New Year’s Honours List unsurprising

data breaches

News of the New Year’s Honours List data leak that hit the headlines last week didn’t come as much of a surprise to us.

Unfortunately, we see these kinds of leaks happening all of the time. They’re usually caused by human error, which we assume is the root of this one, and in most cases, they’re entirely avoidable. The law is clear, and everyone should know their responsibilities and ought to know that publishing the addresses for those receiving honours can be a breach of the law.

It’s understood that more than 1,000 people have been affected by the issue, with concerns raised over the security for some of those whose data has been leaked.

The New Year’s Honours List data leak is serious

Make no mistake about it: The New Year’s Honours List data breach is incredibly serious. Whenever personal information is misused or exposed, a key thing to consider is the context of the data at the centre of the incident. In this case, we have celebrities and military personnel whose addresses have been leaked, which could put them in danger.

It’s understood that security experts have already suggested that some of those affected will need to reassess their current arrangements.

The Information Commissioner’s Office (ICO) is aware of the incident and is also said to be making enquiries. When you consider the provisional fines levied in the BA case of £183m and the Marriott case of £99m, the government themselves may well be on the end of a considerable fine.

Why we’re not surprised

We can only assume that the New Year’s Honours List incident has stemmed from human error. These kinds of human error incidents are incredibly common, and they happen a lot within the public sector specifically as well.
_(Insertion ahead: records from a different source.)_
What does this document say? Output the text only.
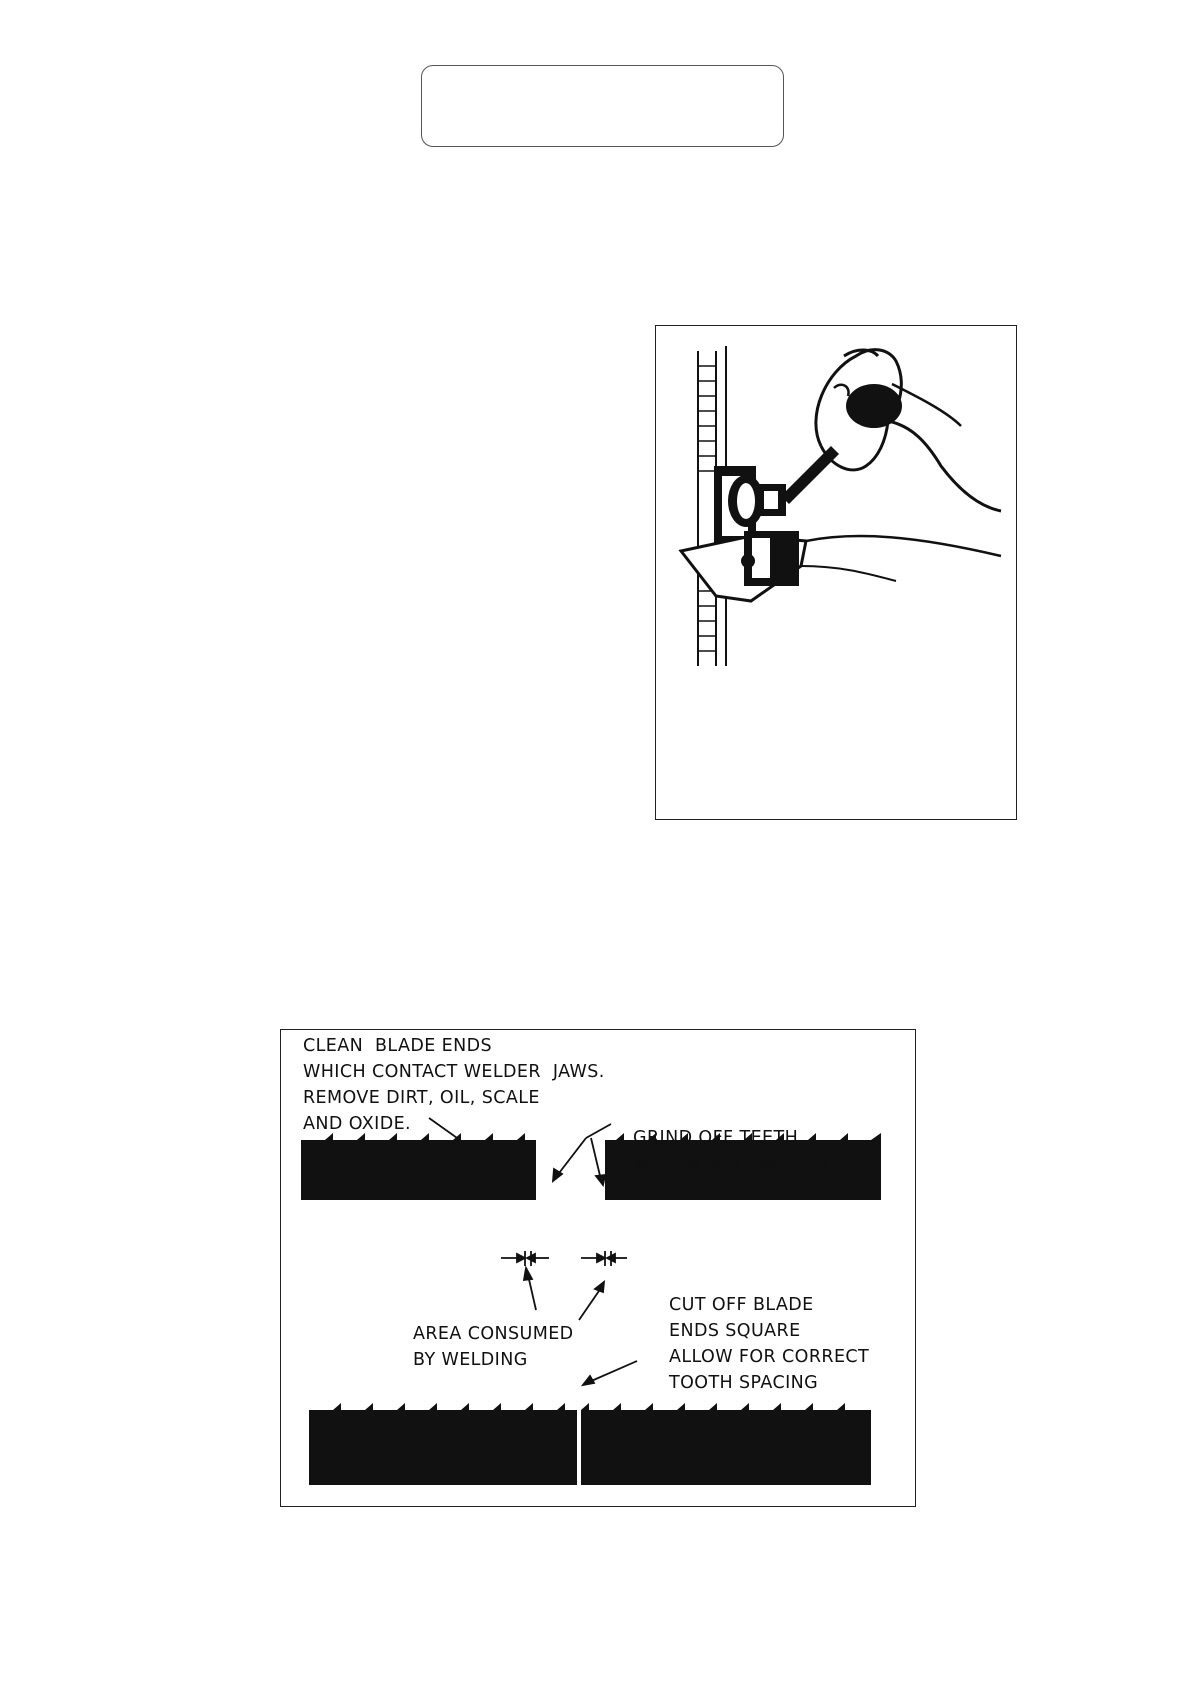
CLEAN  BLADE ENDS
WHICH CONTACT WELDER  JAWS.
REMOVE DIRT, OIL, SCALE
AND OXIDE.

GRIND OFF TEETH
WITHIN WELDING AREA

AREA CONSUMED
BY WELDING

CUT OFF BLADE
ENDS SQUARE
ALLOW FOR CORRECT
TOOTH SPACING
That’s why we’re really not surprised that something like this has happened. These kinds of leaks are taking place on an almost continual basis, and we’re taking on more and more claims for compensation for the victims affected.

The impact that a victim can suffer when their personal data has been leaked can be substantial, which is why the work that we do is so important. Although – in an ideal world – we’d prefer to see fewer breaches and better security, we know that this is somewhat of a pipe dream.

If the New Year’s Honours List incident is any kind of marker for what may be in store for the new decade, it seems that lessons are not being learned despite the introduction of the GDPR and the severe punishments that can now be issued.

Victims first

When it comes to the work that we do, we always aim to put the victims of leaks, breaches and hacks first.

Victims can be entitled to make a claim for compensation on a No Win, No Fee basis, and that’s what we specialise in.

No matter how big or small the data may be, if the exposure or misuse can cause distress and problems, victims can be entitled to compensation.